Oireachtas Joint and Select Committees

Thursday, 28 March 2013

Committee on Agriculture, Food and the Marine: Joint Sub-Committee on Fisheries

Aquaculture and Tourism: Discussion (Resumed)

10:40 am

Mr. Eddie Sheehan:

On Deputy McNamara's question on sustainability, the regime we work to at present involves our receiving a monthly quota. It is dictated in the first instance by the European Union and then by local government. The system we work at present is such that one gets one tonne of monkfish and one tonne of megs, for example, for boats working inshore. With regard to smaller grades of fish, one fishes according to catch composition. It is absolutely impossible to have sustainable stocks while fishing according to catch composition. I fished all my life and do not know how well the people in the room can understand my point. If one fishes according to catch composition or to a very strict quota regime, as we do, one will realise in the first instance that our quota is too small. Second, we must fish to percentages. One winds up dumping a lot of edible fish.

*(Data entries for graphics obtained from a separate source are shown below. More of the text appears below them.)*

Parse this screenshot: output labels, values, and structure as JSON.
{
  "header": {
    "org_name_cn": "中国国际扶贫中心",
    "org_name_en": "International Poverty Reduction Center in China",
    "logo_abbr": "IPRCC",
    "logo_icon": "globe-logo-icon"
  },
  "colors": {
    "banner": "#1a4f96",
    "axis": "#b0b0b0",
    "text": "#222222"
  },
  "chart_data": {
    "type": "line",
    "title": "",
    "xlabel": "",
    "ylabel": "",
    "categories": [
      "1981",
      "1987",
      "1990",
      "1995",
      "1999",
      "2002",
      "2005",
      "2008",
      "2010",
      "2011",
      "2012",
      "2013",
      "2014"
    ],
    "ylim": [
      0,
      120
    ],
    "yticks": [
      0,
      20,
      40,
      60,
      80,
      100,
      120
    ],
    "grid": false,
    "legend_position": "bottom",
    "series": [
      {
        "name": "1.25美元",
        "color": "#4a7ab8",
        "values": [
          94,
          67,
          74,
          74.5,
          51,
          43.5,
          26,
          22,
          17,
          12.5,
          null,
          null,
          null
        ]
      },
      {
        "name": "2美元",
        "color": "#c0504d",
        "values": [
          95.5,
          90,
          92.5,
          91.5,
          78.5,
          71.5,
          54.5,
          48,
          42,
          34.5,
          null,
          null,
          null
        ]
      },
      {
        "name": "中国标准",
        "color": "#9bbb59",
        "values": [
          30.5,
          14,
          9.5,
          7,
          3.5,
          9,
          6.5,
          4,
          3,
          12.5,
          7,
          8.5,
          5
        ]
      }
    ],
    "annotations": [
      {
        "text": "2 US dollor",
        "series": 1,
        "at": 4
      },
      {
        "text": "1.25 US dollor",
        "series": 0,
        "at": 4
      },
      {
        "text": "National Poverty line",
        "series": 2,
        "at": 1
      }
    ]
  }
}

I agree wholeheartedly with what was said by Mr. O'Donnell. Putting labelling aside, we need to go back to basics. One can have all the labelling and scanning in the world showing that fish were caught sustainably, but one must ask how one can have a sustainable fishery with the regime imposed on inshore and offshore fisheries at present by the European Union and local authorities. The policy must change. For ten years, we have been throwing dead fish back into the sea. That is the conservation measure that has been put in place. Now, lo and behold, the same EU officials who have told us for the past ten years to conserve stocks by throwing dead fish back into the sea are now saying this is wrong and that no more dead fish may be thrown back into the sea. No thought whatsoever has been put into implementation. We need to bring a sense of reality to the arrangement. It is a very complex industry. I have spent my life fishing and am still totally dependent on it. We need reality because the system is a sham. Much of the talk on sustainability is a sham, unfortunately, because there is still no proper regime.

I addressed this committee in 2009, at which time the present Chairman was in attendance. We identified a regime whereby we would regulate the catching sector by limiting time at sea. We receive inshore and offshore quotas on a monthly basis and we fish within those quotas for the month. One can keep fishing if one has 15 species to catch. If, after the first week, one has exceeded the quota in respect of two species, one must discard fish of that species that are caught subsequently. One is legally quite entitled to keep fishing as long as one keeps discarding. Our proposal was to have a system that involved the cutting of the number of days at sea by 20% to 25% but the European Union, in its wisdom, and the then Government told us that was impossible because we did not have the scientific evidence to back it up. My education is fairly limited but one does not need a lot of education to realise that cutting the number of days at sea by 20% will conserve stocks rather than throwing dead fish back into the sea. I hope that answers Deputy McNamara's question.